Frank durfte mit uns nun als deutsche Siegeshymne Beethovens Neunte erleben, die spätere und heutige Europahymne! (Diese war die Hymne der gemeinsamen deutschen Olympiamannschaft.)
Frank und sein Bruder waren tragende Säulen bei diesen bis dahin allergrößten Erfolgen der deutschen Achtergeschichte unter den Trainern Karl Adam und Karl Wiepcke. (Der sechsfache deutsche Meister Frank gewann 1961 auch noch die Europameisterschaft im Vierer mit Stm.)
Frank beendete sein Studium der Agrarwissenschaften und ging als Assistent für Technik in der Landwirtschaft in die Praxis, um danach in Kiel mit Prädikat zum Doktor der Agrarwissenschaft zu promovieren.

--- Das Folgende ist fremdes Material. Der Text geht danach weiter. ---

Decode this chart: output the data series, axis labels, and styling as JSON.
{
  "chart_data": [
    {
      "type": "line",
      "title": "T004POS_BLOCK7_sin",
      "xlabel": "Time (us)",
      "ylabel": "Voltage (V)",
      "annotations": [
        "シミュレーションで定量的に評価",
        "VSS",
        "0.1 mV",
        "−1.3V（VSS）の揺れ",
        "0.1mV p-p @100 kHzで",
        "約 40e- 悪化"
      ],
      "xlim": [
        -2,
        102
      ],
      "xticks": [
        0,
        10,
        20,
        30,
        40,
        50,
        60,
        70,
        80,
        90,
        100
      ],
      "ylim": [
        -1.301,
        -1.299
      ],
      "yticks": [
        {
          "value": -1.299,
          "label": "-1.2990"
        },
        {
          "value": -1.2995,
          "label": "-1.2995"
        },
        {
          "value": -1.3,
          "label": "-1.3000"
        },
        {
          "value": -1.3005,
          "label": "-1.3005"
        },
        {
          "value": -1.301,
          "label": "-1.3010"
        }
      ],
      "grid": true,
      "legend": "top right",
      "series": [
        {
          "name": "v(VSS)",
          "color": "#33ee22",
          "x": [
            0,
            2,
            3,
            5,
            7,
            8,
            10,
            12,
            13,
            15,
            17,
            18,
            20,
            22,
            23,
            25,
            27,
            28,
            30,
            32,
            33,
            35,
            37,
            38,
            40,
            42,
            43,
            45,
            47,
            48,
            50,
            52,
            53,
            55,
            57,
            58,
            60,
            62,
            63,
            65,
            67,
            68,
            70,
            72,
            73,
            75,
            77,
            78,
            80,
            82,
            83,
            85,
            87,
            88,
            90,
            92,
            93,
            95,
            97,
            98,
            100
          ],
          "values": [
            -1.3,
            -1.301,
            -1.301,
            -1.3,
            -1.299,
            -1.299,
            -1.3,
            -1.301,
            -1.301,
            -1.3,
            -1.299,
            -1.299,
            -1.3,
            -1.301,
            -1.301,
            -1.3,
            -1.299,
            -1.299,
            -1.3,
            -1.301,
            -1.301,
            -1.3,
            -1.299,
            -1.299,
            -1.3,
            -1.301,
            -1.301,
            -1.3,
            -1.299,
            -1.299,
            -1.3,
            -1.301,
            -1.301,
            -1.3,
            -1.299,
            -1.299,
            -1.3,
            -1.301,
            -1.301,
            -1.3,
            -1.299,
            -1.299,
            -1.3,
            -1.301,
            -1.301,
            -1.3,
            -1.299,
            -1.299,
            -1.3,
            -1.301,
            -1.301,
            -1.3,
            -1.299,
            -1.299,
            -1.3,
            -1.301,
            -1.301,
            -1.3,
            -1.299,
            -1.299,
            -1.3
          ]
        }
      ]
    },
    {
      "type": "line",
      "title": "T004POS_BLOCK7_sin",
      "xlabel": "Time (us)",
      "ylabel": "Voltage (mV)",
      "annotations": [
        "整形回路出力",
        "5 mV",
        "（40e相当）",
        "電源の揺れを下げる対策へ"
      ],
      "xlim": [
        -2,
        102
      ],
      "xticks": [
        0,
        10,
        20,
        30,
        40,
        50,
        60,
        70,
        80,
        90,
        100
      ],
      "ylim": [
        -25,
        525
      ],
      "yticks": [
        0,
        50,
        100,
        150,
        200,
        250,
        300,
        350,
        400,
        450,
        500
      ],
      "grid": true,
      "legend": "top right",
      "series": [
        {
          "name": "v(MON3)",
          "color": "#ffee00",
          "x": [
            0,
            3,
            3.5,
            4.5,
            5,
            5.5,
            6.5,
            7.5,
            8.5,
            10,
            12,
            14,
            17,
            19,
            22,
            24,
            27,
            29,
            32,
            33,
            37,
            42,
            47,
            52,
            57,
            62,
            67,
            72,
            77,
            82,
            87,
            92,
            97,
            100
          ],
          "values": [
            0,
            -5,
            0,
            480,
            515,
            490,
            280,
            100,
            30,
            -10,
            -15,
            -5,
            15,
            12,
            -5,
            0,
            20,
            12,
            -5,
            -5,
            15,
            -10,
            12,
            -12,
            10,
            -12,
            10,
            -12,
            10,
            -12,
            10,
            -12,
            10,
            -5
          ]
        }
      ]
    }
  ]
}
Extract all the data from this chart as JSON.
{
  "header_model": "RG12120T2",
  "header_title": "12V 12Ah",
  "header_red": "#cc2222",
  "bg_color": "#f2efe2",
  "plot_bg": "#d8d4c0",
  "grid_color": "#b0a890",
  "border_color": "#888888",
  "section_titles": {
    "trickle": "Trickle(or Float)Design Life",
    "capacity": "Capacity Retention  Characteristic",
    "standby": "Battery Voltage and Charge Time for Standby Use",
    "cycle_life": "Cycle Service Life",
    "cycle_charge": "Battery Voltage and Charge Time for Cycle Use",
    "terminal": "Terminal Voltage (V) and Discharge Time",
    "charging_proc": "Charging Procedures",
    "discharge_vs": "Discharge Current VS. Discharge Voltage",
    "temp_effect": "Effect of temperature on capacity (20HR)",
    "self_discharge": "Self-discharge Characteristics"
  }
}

Frank Schepke baute auch ein eigenes Unternehmen in der Reinigungsbranche auf und kaufte sich später einen Hof bei Preetz/Holstein, den er als strikt ökologischer Biobauer avant la lettre betrieb und als Therapie-Hof für behinderte Kinder öffnete (zusammen mit seiner leider 2007 verstorbenen zweiten Frau Katrin, einer Kunsttherapeutin und bekannten Kinderbuchautorin). Frank betätigte sich auch sozial-wirtschaftlich, lokal- und finanzpolitisch, führte z.B. das Regionalgeld „Kannwas“ ein und interessierte sich wirtschaftsphilosophisch für gerechtere Wirtschaftsformen.
Seine elterliche Heimat und Geburtsstadt Königsberg ließen ihn nicht los: Noch vor zwei Jahren organisierte und leitete er eine Wanderfahrt des „Ruderclubs Deutschland“ auf dem Pregel. Er organisierte Stiftungsinitiativen und sammelte Gelder zum Kirchen-Wiederaufbau in Arnau/Ostpr. Er setzte sich für die ostpreußische Erinnerungskultur ein (zumal für seinen Vorfahren Theodor H. Schön, dem Ideengeber des preußischen Sozialreformers Frh. Vom und zum Stein) - und auch praktisch für kulturelle und ruderische Kontakte mit heutigen Bewohnern von Kaliningrad.
Allen, die ihn kannten, wird er unvergessen bleiben - besonders vermissen unseren „Fränkie“ wir, seine Achterkameraden des ersten Goldachters, von denen nunmehr nur noch die Hälfte lebt.